The determination of appropriate standards for workplace exposure requires accurate estimation of the health effects. This will sometimes require adjustment for the Healthy Worker Survivor Effect (HWSE) using g-methods, which can adjust for the time-varying confounding on the causal pathway that characterises this bias. These methods allow the estimation of a target parameter corresponding to an intervention on the data generating distribution.
These target parameters generally capture the disease experience of workers under a fixed regimen of exposure at a constant level. However, any exposure regimen must acknowledge that terminated workers will no longer experience any occupational exposure. We consider two contrasting target parameters – the etiologic and the realistic – that both recognise this fact. An etiologic parameter corresponds to a hypothetical intervention that fixes exposure levels and keeps all workers employed throughout follow-up. A realistic parameters corresponds to an intervention that fixes exposure levels as long as workers are employed, but allows them to leave work.
An etiologic parameter provides a better estimate of the biological effect of the exposure of interest. However, it requires information and assumptions about the process of leaving work. In addition, it corresponds to an infeasible intervention which may be of limited interest to policy makers.

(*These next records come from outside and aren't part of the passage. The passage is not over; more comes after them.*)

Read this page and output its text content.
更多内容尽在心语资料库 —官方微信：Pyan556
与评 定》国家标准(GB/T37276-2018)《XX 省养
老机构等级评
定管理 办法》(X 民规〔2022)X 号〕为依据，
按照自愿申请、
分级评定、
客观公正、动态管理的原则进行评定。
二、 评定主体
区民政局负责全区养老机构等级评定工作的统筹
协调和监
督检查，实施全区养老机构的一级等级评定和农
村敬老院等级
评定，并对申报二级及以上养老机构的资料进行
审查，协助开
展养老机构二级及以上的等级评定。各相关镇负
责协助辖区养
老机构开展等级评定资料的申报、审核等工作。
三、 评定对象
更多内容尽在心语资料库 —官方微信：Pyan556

Realistic parameters, on the other hand, allow some of the processes that characterise the HWSE to affect the true parameter value. The true value of the realistic parameter could even be null when in fact exposure causes disease; interventions setting exposure at higher limits may induce earlier termination and less cumulative exposure accrual than lower limit interventions.
We use directed acyclic graphs as our theoretical framework to define both types of target parameters in two contrasting types of occupational cohort designs. We discuss the rationale for each type and the ramifications of the choice.